Location: Quebec, Canada
Students: Harvard Graduate School of Design / Somkiet Chokvijtkul, Daekwon Park, Benjamin Winters, Yuan Zhan, Fred Chung, Troy Vaughn, Lisl Kotheimer, Day Jimenez, Mariela Alvarez, Benjamin Tew, Victor Perezamado
Collaborators: Adams Kara Taylor Engineering (Structure), Bryophyta Technologies / Suzanne Campeau (Moss)
Project Year: 2011
Photographs: asensio_mah, Martin Bond
Surface Deep is a new garden recently installed within the entry sequence for the visitors to the Reford Gardens’ Metis International Garden Festival in Quebec, Canada.
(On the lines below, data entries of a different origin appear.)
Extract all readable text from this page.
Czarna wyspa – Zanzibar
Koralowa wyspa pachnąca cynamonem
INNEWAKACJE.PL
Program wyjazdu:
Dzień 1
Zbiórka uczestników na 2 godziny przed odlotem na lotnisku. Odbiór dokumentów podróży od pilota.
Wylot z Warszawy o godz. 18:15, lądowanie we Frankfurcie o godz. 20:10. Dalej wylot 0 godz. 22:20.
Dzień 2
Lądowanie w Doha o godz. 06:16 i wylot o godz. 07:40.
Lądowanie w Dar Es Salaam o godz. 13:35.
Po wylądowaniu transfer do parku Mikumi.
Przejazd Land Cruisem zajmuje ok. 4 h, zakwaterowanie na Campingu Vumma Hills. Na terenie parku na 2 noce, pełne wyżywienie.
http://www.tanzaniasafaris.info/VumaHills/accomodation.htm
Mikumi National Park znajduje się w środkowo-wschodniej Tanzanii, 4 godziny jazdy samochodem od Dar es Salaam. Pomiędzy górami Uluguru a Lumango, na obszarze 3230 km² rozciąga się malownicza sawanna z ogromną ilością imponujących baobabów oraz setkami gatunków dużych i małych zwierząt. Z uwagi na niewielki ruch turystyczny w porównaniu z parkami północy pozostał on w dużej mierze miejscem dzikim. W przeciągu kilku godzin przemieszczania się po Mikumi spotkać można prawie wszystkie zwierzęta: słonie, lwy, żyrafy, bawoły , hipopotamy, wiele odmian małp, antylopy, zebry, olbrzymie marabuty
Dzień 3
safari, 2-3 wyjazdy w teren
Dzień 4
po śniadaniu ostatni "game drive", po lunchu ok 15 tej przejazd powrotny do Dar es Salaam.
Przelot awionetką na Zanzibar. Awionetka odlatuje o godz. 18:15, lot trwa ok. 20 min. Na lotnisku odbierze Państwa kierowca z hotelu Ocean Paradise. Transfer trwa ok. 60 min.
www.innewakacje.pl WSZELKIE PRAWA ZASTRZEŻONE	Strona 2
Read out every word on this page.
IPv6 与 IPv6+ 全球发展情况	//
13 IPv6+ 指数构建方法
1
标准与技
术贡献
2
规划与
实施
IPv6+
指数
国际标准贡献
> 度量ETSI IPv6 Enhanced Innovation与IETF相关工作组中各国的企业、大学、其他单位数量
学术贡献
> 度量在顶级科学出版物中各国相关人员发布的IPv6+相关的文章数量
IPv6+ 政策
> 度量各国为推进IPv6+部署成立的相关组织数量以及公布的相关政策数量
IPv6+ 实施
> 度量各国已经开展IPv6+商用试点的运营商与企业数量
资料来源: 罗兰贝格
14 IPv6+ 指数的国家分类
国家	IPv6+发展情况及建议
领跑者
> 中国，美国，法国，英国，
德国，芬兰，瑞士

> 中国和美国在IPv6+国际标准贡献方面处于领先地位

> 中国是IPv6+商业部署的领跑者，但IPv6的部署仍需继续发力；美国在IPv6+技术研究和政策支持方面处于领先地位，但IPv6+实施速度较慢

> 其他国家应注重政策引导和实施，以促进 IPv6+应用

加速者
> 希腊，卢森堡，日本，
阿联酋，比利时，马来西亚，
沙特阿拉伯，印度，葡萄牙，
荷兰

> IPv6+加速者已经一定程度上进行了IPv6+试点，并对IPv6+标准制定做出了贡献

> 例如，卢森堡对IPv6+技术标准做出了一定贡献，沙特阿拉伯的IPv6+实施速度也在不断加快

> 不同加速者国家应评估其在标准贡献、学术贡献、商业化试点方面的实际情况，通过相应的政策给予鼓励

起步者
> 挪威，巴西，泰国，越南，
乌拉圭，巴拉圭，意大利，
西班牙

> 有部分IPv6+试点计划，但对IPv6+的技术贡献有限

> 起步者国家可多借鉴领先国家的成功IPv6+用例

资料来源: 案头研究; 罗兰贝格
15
Supported by the Department of Landscape Architecture, the project’s design was led by Harvard Graduate School of Design lecturers Leire Asensio Villoria and David Syn Chee Mah and developed and fabricated in collaboration with students from the Landscape Architecture and Architecture programs at the Harvard GSD. Revisiting the garden wall, an element that has been a consistent expressive element within the history of gardening, the entry wall is transformed to form a twisted ribbon-like surface with the help of associative design and modeling techniques. Its undulating form is a response to and gesture for a new entry sequence, framing the entry procession while also embedding an experimental moss garden within its surface. In addition to articulating an entry sequence, the surface is intended to invite visitors to find many personal ways to engage, colonize and interact with the garden (from interacting with its micro moss surface to appropriating the whole surface as a ground). The surface flips in function and association between a wall, a ground and a cover while creating multiple orientations and different microclimates for the moss garden. The surface’s multiple orientations offers a number of different growing environments for the moss, from slopes exposed to sunlight to constantly shaded overhangs. These microclimates informed the distribution of a number of moss species specific to each condition, where the first 11 units were made with Niphotrichum canescens (a sun-loving species), unit 12 is planted with Callicladium haldanianum while the other units remaining (13 to 22) were made with a mixture of Callicladium haldanianum and other shade-loving, forest species such as Pleurozium schreberii, Ptilium crista-castrensis and others. Prior to installation, components of the garden were prefabricated in Cambridge, utilizing the various digital fabrication technologies as well as hand crafting facilities available at the Harvard GSD’s fabrication laboratory. Following the fabrication process, the garden was assembled, formed and planted on site at the Reford Gardens over a two week period.